One of my fondest memories as a child was career day in elementary school. On that day, everyone dressed up like the person they wanted to be like when they grew up. I remember one year I wanted to be a NASCAR driver. My mother dressed me up in a race suit and a cardboard box that she managed to make look like a race car. We then had the opportunity to go out to the bus parking lot to meet the people we wanted to be later in life.
When I arrived at Palm Beach Atlantic University (PBA) as a transfer student, I had come a long way from wanting to be a NASCAR driver. I had my sights on becoming a youth pastor. However, I had no idea that was about to change, thanks to some people with a special heart for helping others.
Johnson Scholarship Foundation creators Theodore R. Johnson and his wife, Vivian Chesley Macleod Johnson, recognized the importance of helping people who were less fortunate, and so did PBA’s founders. One of PBA’s longest running traditions is Workship. This term was created by Doris Moody, the wife of PBA’s founding President Dr. Jess Moody. The Moodys believed that students who have been called to PBA were also called to be servant leaders in their community. Doris had combined the words “work” and “worship” because she saw the volunteer work in our community as a form of worship to the Lord. As a faith-based institution, PBA believes that one of God’s commandments is to serve and love others. Students learn how to respond to the needs in the community. Today, as the director of Workship, I have an opportunity to help students use their volunteerism as a way to discover their life-callings.
Johnson Scholar Judson Crawford was one student I had the pleasure of mentoring through the Workship program. He came to West Palm Beach from rural Georgia to study psychology, and the Johnson Scholarship helped make his PBA education possible. He quickly became involved with the Rosemary Village Afterschool Program in partnership with The Tabernacle Church. Through this program, Judson worked with inner-city youth. He helped them with homework and taught them important life lessons. The children who participated looked up to Judson as an older brother. He was the strong and positive male figure that so many of the children were missing in their lives. Judson saw the positive impact that he had with the children.

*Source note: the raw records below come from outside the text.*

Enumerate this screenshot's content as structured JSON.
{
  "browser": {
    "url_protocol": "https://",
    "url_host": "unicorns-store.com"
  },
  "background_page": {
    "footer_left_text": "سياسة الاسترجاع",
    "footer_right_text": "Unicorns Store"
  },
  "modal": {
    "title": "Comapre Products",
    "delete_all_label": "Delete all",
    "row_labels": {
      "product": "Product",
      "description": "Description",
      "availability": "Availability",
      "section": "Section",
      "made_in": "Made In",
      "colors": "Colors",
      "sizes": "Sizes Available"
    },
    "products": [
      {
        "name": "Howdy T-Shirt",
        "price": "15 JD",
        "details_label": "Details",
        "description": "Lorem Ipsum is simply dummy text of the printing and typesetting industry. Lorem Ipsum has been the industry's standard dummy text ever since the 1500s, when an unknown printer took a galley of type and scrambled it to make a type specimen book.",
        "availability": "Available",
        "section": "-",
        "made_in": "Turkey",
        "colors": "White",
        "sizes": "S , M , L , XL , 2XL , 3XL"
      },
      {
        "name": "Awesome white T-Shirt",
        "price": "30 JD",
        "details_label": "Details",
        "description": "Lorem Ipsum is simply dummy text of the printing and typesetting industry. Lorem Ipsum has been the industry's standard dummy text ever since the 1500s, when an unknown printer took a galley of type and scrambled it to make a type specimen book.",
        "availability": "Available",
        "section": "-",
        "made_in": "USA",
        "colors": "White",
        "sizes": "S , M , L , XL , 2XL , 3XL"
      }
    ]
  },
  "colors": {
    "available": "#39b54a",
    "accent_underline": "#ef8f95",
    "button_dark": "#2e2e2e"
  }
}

As an educational institution, PBA shares the Johnson Scholarship Foundation’s conviction that education is the best means to empower people. Judson’s PBA education in psychology empowered him to empower the families served by the Rosemary Village Afterschool Program. Because of his education, Judson understood why the children acted the way they did, and he communicated more effectively with them and their parents. In 2018, the Newman Civic Fellowship recognized Judson for his work with the Rosemary program, naming him a member of the 2018-2019 cohort. Judson’s volunteer work and psychology studies eventually led him to a career in law enforcement. Graduating in 2019, Judson landed a spot with the St. Johns County Sheriff’s Office.
It is stories like Judson’s that inspire me in my work. When I arrived at PBA in 2011, I thought I would be on a church staff after graduation. Instead, I discovered that student ministry could be done as a teacher, mentor, or even working alongside volunteers. I fell in love with PBA and did not want to leave when I graduated in 2013. When the opportunity arose to work with the Workship community service program, I took it! Here I am, over eight years later, loving every moment of what I get to do for the students and my community.
When students step foot on campus, we want them to dream and explore their interests. Our hope is that they discover their life-calling through their experiences and are recognized for their hard work. Judson was one of many Johnson Scholars at PBA who discovered his dream career through his community service.